The deep problem now is how to help the vast regiments of disillusioned liberals. As I’ve noted in this space before, momentum towards Romney is mounting. Soon, I predict, it will be all but irresistible. And then the consensus-chic liberals who had supported Obama in 2008 will be ideologically homeless. It is up to us to offer them a helping hand: a two-step program of recovery. Self-knowledge is the first step. They must have the courage to stand up before their friends and say, “I’m John Doe, and I supported Barack Obama.” Their friends, most of whom are likely to be in the same position, will applaud and tell their own war stories. About the time they blacked out at an Obama fundraiser, or the time they couldn’t remember who James Madison was. There will be solidarity in numbers.

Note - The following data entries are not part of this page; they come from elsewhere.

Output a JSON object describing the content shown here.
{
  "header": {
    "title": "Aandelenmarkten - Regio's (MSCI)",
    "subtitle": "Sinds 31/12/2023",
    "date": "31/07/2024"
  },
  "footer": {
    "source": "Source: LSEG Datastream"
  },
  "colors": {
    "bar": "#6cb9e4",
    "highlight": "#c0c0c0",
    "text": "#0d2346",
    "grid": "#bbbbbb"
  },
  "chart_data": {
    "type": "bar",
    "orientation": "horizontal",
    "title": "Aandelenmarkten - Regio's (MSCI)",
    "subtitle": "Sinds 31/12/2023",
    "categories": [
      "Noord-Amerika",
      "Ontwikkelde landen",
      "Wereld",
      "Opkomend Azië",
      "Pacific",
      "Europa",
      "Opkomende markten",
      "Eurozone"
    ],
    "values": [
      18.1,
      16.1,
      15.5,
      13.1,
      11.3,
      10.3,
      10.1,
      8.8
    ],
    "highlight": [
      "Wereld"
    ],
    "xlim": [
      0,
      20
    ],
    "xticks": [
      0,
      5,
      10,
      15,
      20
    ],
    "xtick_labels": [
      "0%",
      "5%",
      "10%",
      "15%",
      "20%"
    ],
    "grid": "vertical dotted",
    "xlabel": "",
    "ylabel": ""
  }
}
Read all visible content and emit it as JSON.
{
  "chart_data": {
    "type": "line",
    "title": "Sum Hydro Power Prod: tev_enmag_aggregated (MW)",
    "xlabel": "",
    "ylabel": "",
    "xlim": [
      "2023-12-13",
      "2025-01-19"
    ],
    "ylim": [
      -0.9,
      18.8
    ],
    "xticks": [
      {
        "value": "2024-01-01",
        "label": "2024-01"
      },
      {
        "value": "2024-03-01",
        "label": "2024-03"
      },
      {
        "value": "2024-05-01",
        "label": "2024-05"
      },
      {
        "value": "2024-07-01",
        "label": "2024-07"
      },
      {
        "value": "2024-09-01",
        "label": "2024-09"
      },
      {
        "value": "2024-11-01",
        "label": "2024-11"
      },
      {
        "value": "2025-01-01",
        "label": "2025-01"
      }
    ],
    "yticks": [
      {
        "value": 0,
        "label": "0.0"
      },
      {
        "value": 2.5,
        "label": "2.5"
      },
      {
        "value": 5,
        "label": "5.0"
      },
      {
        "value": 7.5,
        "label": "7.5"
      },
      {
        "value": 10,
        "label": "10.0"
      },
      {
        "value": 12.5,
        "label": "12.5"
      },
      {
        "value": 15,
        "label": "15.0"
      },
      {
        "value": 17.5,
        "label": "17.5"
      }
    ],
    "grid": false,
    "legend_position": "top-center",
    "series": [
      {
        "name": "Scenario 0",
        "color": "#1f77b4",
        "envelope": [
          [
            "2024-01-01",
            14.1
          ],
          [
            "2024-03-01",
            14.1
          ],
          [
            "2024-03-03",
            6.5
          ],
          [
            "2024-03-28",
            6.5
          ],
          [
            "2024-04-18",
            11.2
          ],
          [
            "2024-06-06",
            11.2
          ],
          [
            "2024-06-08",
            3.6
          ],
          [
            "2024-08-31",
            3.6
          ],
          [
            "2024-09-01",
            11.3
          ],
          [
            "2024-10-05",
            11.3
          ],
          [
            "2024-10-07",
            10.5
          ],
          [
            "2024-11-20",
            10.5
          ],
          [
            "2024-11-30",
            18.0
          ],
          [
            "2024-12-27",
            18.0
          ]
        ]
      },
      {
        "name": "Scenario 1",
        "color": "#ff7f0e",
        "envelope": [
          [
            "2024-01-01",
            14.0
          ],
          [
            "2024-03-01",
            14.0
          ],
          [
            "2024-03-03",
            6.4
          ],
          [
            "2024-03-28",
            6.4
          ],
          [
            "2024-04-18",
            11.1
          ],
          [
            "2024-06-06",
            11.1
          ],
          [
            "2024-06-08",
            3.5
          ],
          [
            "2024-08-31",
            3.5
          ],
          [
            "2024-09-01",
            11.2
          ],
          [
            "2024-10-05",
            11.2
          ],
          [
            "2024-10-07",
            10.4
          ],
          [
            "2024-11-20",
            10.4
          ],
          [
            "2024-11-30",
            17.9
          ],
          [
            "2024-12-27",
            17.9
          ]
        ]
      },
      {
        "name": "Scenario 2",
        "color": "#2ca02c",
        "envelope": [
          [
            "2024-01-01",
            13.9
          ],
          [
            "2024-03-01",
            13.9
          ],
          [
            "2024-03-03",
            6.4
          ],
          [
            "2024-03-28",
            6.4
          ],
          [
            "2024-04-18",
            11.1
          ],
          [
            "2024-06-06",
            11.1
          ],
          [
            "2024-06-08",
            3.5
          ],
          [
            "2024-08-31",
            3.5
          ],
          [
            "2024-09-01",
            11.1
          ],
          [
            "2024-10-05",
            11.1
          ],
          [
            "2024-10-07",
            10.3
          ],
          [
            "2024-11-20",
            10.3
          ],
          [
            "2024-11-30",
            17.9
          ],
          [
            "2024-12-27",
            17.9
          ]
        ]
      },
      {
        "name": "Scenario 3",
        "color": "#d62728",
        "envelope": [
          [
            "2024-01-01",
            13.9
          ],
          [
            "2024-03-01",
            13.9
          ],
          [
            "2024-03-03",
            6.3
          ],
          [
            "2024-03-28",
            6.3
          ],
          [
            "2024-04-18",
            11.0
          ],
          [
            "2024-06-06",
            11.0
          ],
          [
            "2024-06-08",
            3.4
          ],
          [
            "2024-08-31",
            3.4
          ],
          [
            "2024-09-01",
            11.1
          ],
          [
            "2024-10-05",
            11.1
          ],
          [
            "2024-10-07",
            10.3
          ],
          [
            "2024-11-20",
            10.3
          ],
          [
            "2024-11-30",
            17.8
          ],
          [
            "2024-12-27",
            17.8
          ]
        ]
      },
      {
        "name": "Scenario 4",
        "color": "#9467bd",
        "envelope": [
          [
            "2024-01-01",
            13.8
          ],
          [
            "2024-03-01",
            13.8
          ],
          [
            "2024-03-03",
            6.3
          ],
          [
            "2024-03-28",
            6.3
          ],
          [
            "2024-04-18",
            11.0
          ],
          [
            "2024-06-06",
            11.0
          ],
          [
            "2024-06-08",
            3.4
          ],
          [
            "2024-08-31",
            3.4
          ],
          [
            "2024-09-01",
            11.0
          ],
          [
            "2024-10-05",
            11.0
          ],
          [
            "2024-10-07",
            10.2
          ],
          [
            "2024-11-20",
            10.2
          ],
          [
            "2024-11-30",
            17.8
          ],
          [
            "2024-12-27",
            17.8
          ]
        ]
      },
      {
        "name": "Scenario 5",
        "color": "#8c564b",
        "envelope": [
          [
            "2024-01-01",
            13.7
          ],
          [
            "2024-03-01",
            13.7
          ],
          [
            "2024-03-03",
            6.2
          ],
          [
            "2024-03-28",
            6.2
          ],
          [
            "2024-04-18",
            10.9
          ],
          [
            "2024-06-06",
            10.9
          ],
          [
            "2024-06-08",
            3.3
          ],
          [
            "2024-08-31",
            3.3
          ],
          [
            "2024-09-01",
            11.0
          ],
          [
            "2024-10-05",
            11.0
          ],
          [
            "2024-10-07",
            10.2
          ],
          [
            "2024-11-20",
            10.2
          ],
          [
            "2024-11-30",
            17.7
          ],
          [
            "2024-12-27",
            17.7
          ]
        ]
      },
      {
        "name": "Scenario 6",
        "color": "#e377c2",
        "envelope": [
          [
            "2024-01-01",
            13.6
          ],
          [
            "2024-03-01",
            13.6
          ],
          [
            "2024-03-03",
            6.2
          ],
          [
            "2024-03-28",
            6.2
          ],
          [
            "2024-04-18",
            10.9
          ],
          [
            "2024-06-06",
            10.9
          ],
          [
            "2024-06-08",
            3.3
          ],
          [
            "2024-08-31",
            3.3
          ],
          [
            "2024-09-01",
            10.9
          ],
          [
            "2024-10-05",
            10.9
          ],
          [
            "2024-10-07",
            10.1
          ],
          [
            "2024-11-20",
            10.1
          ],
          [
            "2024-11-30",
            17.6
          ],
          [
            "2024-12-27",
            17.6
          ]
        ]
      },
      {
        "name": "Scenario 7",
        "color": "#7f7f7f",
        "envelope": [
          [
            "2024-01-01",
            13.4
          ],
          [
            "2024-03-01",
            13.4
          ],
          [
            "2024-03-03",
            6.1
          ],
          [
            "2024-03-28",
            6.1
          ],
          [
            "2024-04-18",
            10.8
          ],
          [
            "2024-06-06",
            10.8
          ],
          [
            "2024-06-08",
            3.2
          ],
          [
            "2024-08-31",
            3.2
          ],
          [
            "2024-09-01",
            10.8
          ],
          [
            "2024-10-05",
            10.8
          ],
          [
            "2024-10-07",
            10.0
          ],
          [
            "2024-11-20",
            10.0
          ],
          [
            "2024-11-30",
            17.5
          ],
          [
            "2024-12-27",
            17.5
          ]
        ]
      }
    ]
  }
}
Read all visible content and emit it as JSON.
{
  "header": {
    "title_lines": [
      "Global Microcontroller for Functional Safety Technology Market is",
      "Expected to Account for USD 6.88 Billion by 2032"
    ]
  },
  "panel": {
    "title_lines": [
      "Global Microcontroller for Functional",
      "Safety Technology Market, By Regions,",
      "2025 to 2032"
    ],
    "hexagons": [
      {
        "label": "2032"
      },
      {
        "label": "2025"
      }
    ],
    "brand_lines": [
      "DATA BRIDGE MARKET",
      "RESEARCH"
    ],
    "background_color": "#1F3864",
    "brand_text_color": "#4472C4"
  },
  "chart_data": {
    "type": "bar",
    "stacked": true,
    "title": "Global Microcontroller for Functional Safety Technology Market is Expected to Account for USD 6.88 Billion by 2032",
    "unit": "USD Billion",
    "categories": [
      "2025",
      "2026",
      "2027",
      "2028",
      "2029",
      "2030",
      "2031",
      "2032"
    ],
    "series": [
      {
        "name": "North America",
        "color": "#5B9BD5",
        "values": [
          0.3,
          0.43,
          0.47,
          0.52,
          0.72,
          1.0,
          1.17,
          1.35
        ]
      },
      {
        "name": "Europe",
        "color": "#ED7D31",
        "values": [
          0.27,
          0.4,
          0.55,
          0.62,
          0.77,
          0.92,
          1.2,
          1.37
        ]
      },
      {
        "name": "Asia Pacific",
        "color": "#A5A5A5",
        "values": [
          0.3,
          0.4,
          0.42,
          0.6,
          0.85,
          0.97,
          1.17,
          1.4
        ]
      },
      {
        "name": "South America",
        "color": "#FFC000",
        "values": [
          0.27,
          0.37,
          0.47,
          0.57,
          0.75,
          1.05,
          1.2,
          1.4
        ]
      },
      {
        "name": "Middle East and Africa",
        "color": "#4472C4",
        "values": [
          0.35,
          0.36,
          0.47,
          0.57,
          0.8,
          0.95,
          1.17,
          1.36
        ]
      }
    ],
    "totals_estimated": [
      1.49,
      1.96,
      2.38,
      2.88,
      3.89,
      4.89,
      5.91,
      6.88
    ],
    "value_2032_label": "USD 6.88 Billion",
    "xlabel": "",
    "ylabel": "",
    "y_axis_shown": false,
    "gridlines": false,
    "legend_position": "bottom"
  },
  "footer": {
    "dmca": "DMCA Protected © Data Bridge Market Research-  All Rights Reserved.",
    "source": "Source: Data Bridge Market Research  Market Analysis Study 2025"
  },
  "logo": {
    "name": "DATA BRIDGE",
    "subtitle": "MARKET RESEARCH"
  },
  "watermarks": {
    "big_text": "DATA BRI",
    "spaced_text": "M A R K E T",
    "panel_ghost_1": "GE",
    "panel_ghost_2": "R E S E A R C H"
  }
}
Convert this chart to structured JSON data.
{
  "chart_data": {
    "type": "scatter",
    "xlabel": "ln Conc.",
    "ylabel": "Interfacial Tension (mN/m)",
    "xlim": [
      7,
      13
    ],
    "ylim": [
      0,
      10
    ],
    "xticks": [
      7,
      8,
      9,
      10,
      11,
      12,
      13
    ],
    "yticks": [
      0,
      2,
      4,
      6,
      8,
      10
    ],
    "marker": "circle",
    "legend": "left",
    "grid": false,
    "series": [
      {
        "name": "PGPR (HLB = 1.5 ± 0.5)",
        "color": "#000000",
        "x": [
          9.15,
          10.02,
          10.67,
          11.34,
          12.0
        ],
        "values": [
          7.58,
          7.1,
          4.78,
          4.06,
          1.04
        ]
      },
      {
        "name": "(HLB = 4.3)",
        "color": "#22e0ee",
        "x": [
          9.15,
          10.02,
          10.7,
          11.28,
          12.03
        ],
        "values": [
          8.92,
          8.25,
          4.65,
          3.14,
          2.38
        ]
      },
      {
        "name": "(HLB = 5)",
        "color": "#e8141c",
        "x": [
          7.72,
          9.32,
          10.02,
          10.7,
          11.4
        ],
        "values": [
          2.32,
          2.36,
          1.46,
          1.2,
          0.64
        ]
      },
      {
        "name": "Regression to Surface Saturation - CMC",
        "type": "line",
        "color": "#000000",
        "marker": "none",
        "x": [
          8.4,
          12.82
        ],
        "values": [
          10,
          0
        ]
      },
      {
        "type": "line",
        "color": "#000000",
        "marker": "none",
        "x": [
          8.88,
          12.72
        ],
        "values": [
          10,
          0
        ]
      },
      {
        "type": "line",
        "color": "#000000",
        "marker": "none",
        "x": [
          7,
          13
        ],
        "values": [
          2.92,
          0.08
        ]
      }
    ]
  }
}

Once that critical first step is taken, the rest will be easy. Sure, there will be bad days, days when a copy of the New York Times will be open beside them in a taxi, with an article by Paul Krugman staring them in the face, or nights when they find themselves at a party in which some acquaintances have yet to confront their addiction. It will be hard not to join in, to have just one sip of the old intoxicant. But with every day that passes, members of this new support group will gain in confidence. Soon they will be ready to take the important public step of declaring their support for the candidates who want to help America prosper and help Americans help themselves, who are not ashamed to criticize Obama’s dependency agenda as a prescription for national servitude. I’m not saying the process is painless. But the satisfactions of having stood up for oneself are great. More and more people are doing it today. Which means that even more will be doing it tomorrow.